Esse ponto é importante porque a linha entre exchanges centralizadas, corretoras tradicionais e protocolos DeFi está ficando menos rígida. Como mostramos em exchanges cripto avançando sobre Wall Street tokenizada, plataformas do setor vêm tentando capturar partes diferentes da cadeia: negociação, custódia, derivativos, tokenização e liquidez programável.
Aave ainda carrega o impacto da crise da KelpDAO
A possível entrada da Kraken também chega depois de um período difícil para a Aave. Em abril, o protocolo ficou no centro de uma crise após um exploit na ponte cross-chain da KelpDAO, atribuído a agentes ligados ao Lazarus Group, permitir a emissão de cerca de US$ 292 milhões em rsETH sem lastro. Esses tokens foram usados como colateral na Aave para tomar ativos reais emprestados.
A Aave não teve seus próprios smart contracts comprometidos, mas o efeito de contágio foi pesado. A dívida ruim estimada ficou entre US$ 190 milhões e US$ 230 milhões, enquanto usuários retiraram mais de US$ 8 bilhões do protocolo para reduzir exposição. O CriptoBR cobriu esse episódio em Aave lidera resgate DeFi após hack de US$ 292 mi na KelpDAO.
Por isso, uma rodada com a Kraken teria dupla leitura. De um lado, poderia funcionar como voto de confiança em uma peça central do DeFi. De outro, mostra que protocolos de crédito descentralizado podem precisar cada vez mais de capital estratégico, governança mais profissional e parceiros com acesso a liquidez institucional para atravessar choques sistêmicos.
O que o investidor deve acompanhar
O primeiro ponto é se a operação será de fato concluída. Como se trata de uma negociação privada, os termos ainda podem mudar ou simplesmente não avançar. Também será relevante observar como a comunidade da Aave reagirá, já que uma participação ligada a uma grande exchange pode levantar discussões sobre influência, governança e alinhamento com a proposta descentralizada do protocolo.

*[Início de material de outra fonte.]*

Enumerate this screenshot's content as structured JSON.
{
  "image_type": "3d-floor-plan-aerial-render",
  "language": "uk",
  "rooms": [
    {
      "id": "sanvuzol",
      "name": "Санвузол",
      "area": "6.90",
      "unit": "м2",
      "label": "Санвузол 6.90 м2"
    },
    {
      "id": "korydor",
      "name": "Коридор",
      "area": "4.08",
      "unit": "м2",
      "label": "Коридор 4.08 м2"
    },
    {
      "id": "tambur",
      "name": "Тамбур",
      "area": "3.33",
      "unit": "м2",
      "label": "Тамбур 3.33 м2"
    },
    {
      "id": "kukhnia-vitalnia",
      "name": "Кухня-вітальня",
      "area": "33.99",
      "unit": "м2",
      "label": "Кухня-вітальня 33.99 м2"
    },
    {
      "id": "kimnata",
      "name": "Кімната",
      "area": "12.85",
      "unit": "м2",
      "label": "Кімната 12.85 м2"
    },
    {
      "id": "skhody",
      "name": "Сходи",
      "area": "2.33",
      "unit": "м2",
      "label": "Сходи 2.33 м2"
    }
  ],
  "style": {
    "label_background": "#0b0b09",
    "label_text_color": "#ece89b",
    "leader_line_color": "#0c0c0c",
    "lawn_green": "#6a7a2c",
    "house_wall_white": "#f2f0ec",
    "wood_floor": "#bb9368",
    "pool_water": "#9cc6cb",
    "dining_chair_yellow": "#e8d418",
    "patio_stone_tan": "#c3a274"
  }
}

O segundo ponto é o efeito sobre o token AAVE. A compra proposta envolveria 250.000 AAVE, mas isso não significa automaticamente pressão compradora no mercado aberto. O impacto dependerá da estrutura final, do prazo de lock-up, da origem dos tokens e de como a operação será comunicada.
Para o setor, a sinalização é mais ampla: mesmo depois de hacks, saques e volatilidade, o mercado segue tratando DeFi como infraestrutura estratégica. A diferença é que, em 2026, a disputa parece menos sobre narrativas de rendimento fácil e mais sobre quem conseguirá combinar liquidez, controle de risco e distribuição institucional sem esvaziar a lógica aberta dos protocolos.
Oliver Andrade é jornalista, empreendedor e uma das vozes mais ativas do ecossistema cripto brasileiro. Aos 32 anos, casado e pai, concilia a vida pessoal com uma trajetória intensa no mercado de ativos digitais que começou em 2020 — quando...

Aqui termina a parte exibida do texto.